1. Coastal Communities of Vila Esperance and Vila dos Pescadores, Brazil
Cintia completed her MA in International Development at Saint Mary’s University, with a thesis on crab gathering and coastal conservation for communities of Vila Esperance and Vila dos Pescadores in Cubatao, Sao Paulo State, Brazil. Cintia noted that “the existence of healthy mangroves is extremely necessary for maintenance of marine life, and consequently, to maintaining subsistence fishing in many coastal communities in Brazil.” She worked in 2014 with crab fishers from the two small coastal communities in the mangrove area of southeastern Brazil. The residents of these communities are primarily migrants from northeastern Brazil who have few employment opportunities.

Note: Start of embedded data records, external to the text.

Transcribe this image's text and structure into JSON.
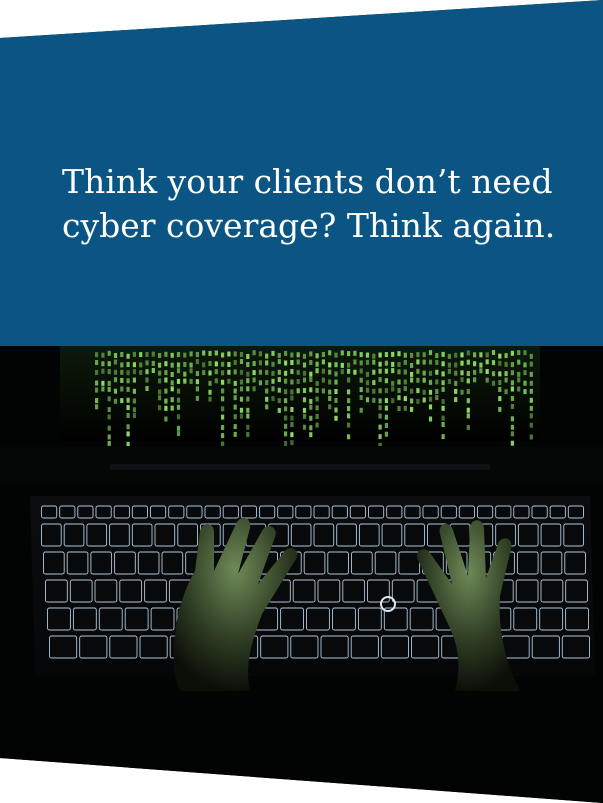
{
  "headline": {
    "line1": "Think your clients don’t  need",
    "line2": "cyber coverage? Think again."
  },
  "photo": {
    "subject": "hands-on-backlit-keyboard",
    "screen_glyph_color": "#8fe06a",
    "key_glow_color": "#cfe9ff"
  },
  "colors": {
    "header_bg": "#0a5583",
    "photo_bg": "#020303",
    "headline_text": "#ffffff"
  }
}
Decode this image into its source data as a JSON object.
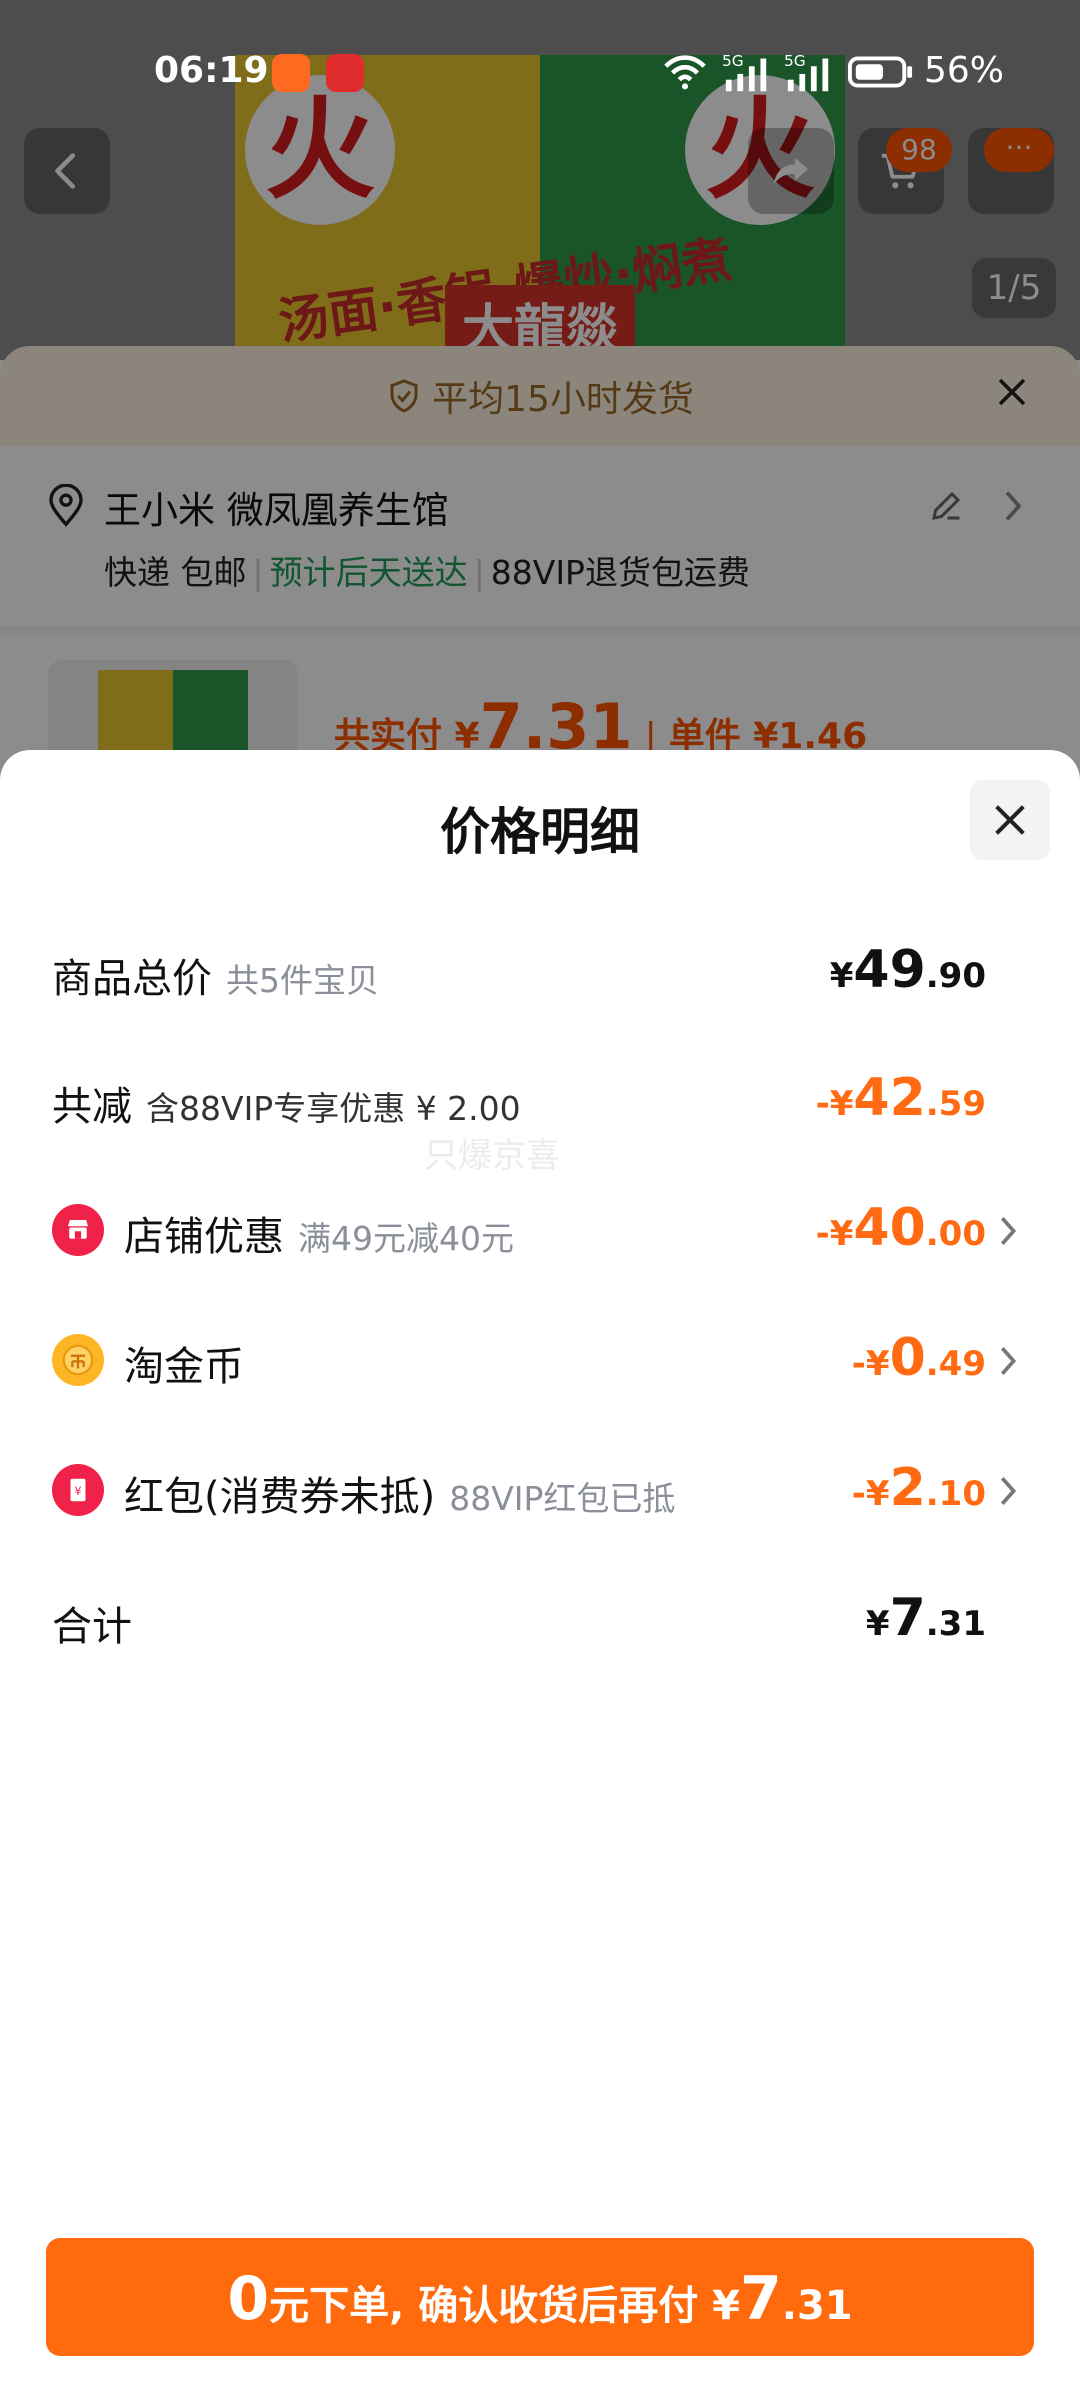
{
  "status_bar": {
    "time": "06:19",
    "battery": "56%"
  },
  "background": {
    "image_index": "1/5",
    "cart_count": "98",
    "more_label": "···",
    "hero_band_text": "汤面·香锅·爆炒·焖煮",
    "hero_logo_text": "大龍燚",
    "ship_banner": "平均15小时发货",
    "address_name": "王小米 微凤凰养生馆",
    "delivery_method": "快递 包邮",
    "delivery_eta": "预计后天送达",
    "return_info": "88VIP退货包运费",
    "total_paid_label": "共实付 ¥",
    "total_paid_value": "7.31",
    "unit_price": "单件 ¥1.46"
  },
  "modal": {
    "title": "价格明细",
    "watermark": "只爆京喜",
    "rows": [
      {
        "label": "商品总价",
        "note": "共5件宝贝",
        "currency": "¥",
        "int": "49",
        "dec": ".90"
      },
      {
        "label": "共减",
        "note": "含88VIP专享优惠 ¥ 2.00",
        "currency": "-¥",
        "int": "42",
        "dec": ".59"
      },
      {
        "label": "店铺优惠",
        "note": "满49元减40元",
        "currency": "-¥",
        "int": "40",
        "dec": ".00"
      },
      {
        "label": "淘金币",
        "note": "",
        "currency": "-¥",
        "int": "0",
        "dec": ".49"
      },
      {
        "label": "红包(消费券未抵)",
        "note": "88VIP红包已抵",
        "currency": "-¥",
        "int": "2",
        "dec": ".10"
      },
      {
        "label": "合计",
        "note": "",
        "currency": "¥",
        "int": "7",
        "dec": ".31"
      }
    ]
  },
  "cta": {
    "prefix": "0",
    "text": "元下单, 确认收货后再付 ¥",
    "int": "7",
    "dec": ".31"
  },
  "colors": {
    "accent": "#ff6a0c",
    "discount": "#ff6a12",
    "green": "#1f9b5a"
  },
  "icons": [
    "back-arrow-icon",
    "share-icon",
    "cart-icon",
    "more-icon",
    "shield-check-icon",
    "close-icon",
    "location-pin-icon",
    "edit-icon",
    "chevron-right-icon",
    "shop-icon",
    "coin-icon",
    "red-packet-icon"
  ]
}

Harvesting the land crab (Ucides cordatus), found in the mangrove areas and considered a delicacy by urban Brazilians, is one type of work with some economic return available to them. She looked at the lifestyle and empirical knowledge of crab gatherers and collected qualitative date through interviews and focus groups with community members about their problems with pollution, flooding, garbage in the mangrove, crab quotas and other issues. Cintia published her field research in Vila dos Pescadores in the journal Marine Policy (volume 89, 77-84, 2018) “Fishers in a Brazilian Shantytown: relational wellbeing supports recovery from environmental disaster”. [https://doi.org/10-101/j.marpol.20i7.12.008]
2. Coastal and Marine Conservation in Timor-Leste: Assessing the Contribution of Tara Bandu Community Conservation
In Timor-Leste, tara bandu is the customary law that manages the relationship between humans and between humans and natural resources. Local communities use traditional conservation practices through tara bandu rules to implement fishing, hunting and harvesting closures in certain areas. The purpose of this research was to analyze if community conservation practices (i.e. tara bandu) help to meet ecological and human community wellbeing goals. Some of these outcomes are measured by indicators of governance, and ecological and human community wellbeing. This research drew lessons for traditional conservation analysis through a focus on (1) How tara bandu practices lead to marine and coastal conservation in three Timorese communities on Atauro Island, (2) how tara bandu practices interact with governmental science and management, and (3) the potential applications of the indicators developed in this research to decision-making and management.